I recently came across a Numberphile video posted by James Grimes which I found quite diverting. James described a numerical conjuring trick for which it was not entirely obvious why it worked. His trick (minus all the conjuring patter) goes as follows:
- The performer presents 10 playing cards with face values 1, 2, ..., 10 to the spectator and invites them to divide the cards into two arbitrary subsets A and B of 5 cards each.
- He then gets them to arrange A into an increasing sequence; and then to arrange B into a decreasing sequence. The second sequence is placed below the first.
- Then he gets them to write down the 5 differences of corresponding terms in the two sequences (here "difference" means absolute value of the difference).
- Finally he gets them to add these 5 numbers together.
Surprise, surprise: the answer is always 25.
James eventually gave the reason for this surprise. Writing the increasing and decreasing sequences as a1 a2 a3 a4 a5, and b1 b2 b3 b4 b5 it turns out that, for every pair ai bi, (whose difference is to be calculated) one of ai and bi is in the range 1 to 5, and the other is in the range 6 to 10.
To see this write L (low) for any of the values from 1 to 5 and H (high) for any of the values from 6 to 10. Suppose the first sequence has r low numbers and s=5-r high numbers so that it looks like LrHs. Then the second sequence has 5-r=s low numbers and 5-s=r high numbers so that it looks like HrLs. So each pair of positions must have an L and an H.
From this it follows that each difference has the form H-L and so their sum is the sum of the H's minus the sum of the L's. This comes to 25.
I have laboured this little argument for two reasons. The first is that I found it hard to find it myself and was embarrassed by its simplicity. The second is that, from it, one can see a much more general result.

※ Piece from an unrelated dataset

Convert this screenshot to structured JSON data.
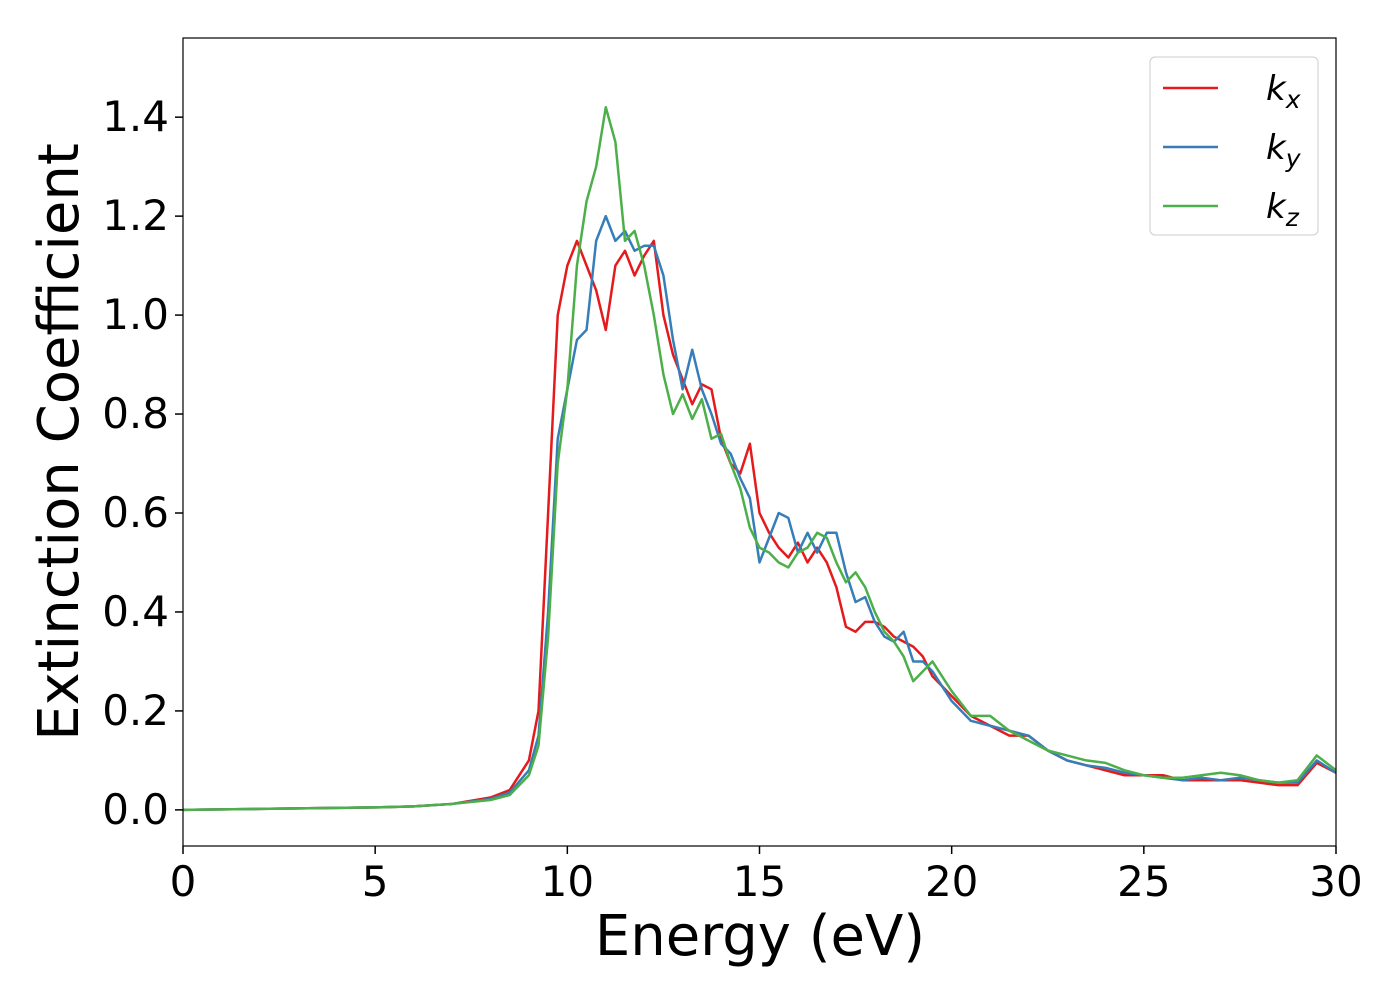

Plainly the same type of argument will apply if one starts with the first 2n integers rather than 10. In this case it turns out that the sum of differences is n2 which is rather neat. Also it applies if one starts with any collection of 2n numbers (and I said "collection" rather than "set" because repeats would be allowed). In that case the sum of differences is always the sum of the H's minus the sum of the L's whatever that turns out to be.
Both these observations were made by James himself. But even more is true. All that matters is that the two sequences are of the form LrHs and HrLs. This is a much weaker condition than that the first sequence is increasing and the second is decreasing. Even a weaker a condition can be required: so long as matching pairs comprise both an L and an H this will be enough.
In his video James asked for variations on his original trick. Here is one that exploits the more general case.
The performer presents a set of cards face down to one spectator and a second set to another spectator. Each spectator draws a card from his set and the two cards are given to the performer who places them also face down to form the first cards of a pair of rows. This is repeated until all the cards have been drawn and placed in the rows thereby producing two rows of cards. The cards are then turned over and the corresponding differences are calculated and summed. The performer predicts the sum.
Before performing the trick the performer has arranged that one set of cards contains low (L) cards and the other high (H) cards. The spectators will not notice this because the performer places each pair of cards randomly in either the first row or the second row; therefore when the cards are turned over all evidence of lowness and highness will have disappeared.